Category : Handicap

L’école peut-elle refuser un enfant en attente de diagnostic médical ?

Non. La scolarisation d’un enfant ne dépend pas de l’existence d’un diagnostic médical. Un enfant pour lequel un trouble est suspecté mais non encore confirmé — autisme, trouble du déficit de l’attention, troubles « dys », ou toute autre difficulté en cours d’exploration — doit être accueilli dans son école comme n’importe quel autre élève. Conditionner son inscription ou son maintien à un diagnostic, à une reconnaissance de la maison départementale des personnes handicapées (MDPH) ou à la présence d’un accompagnant constitue un refus illégal, susceptible d’être qualifié de discrimination. Encore faut-il distinguer ce refus prohibé des aménagements que l’établissement peut, lui, légitimement mettre en place.

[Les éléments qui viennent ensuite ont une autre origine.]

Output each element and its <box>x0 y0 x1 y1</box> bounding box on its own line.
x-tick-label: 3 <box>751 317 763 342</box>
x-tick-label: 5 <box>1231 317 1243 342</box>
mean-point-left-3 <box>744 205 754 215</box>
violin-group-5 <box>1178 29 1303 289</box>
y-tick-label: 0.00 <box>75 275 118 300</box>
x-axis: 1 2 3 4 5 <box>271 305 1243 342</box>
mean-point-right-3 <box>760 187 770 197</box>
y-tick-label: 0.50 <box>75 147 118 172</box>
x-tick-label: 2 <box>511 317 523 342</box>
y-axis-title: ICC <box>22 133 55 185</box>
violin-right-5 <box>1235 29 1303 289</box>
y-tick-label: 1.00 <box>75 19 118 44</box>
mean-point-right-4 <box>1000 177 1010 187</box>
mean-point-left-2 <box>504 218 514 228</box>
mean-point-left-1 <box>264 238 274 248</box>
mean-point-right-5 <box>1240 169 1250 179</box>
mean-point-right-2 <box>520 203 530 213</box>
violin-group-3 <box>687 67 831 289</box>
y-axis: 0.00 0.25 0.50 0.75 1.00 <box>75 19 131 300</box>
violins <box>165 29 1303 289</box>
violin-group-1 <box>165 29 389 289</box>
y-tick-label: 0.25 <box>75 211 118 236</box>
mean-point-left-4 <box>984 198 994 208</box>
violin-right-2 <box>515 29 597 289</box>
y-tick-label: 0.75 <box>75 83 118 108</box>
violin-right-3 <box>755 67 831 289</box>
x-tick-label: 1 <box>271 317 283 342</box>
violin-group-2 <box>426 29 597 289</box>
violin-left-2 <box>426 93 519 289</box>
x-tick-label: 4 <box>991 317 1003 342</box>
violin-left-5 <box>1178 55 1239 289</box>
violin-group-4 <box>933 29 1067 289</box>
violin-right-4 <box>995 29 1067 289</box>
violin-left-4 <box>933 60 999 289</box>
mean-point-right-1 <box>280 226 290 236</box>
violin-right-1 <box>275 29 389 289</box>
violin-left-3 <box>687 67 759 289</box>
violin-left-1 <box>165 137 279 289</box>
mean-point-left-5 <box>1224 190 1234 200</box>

Le principe : la scolarisation ne se subordonne pas à un diagnostic

Le droit à l’éducation est garanti à tout enfant, quels que soient son état de santé ou son handicap. L’article L. 111-1 du Code de l’éducation érige l’inclusion scolaire en principe, et la loi n° 2005-102 du 11 février 2005 pour l’égalité des droits et des chances a consacré le droit de tout enfant en situation de handicap à être inscrit dans l’école ou l’établissement le plus proche de son domicile, qualifié d’établissement de référence (article L. 112-1 du Code de l’éducation).

Or un enfant en attente de diagnostic n’est, juridiquement, même pas encore reconnu comme étant en situation de handicap : il relève donc purement et simplement du régime de droit commun de la scolarisation. Le diagnostic est une donnée médicale, qui peut ensuite ouvrir des droits à des aménagements, mais il n’est en aucun cas un préalable à l’accès à l’école. Attendre un diagnostic pour scolariser un enfant reviendrait à inverser la logique du droit : l’enfant est d’abord scolarisé, les éventuels aménagements venant ensuite.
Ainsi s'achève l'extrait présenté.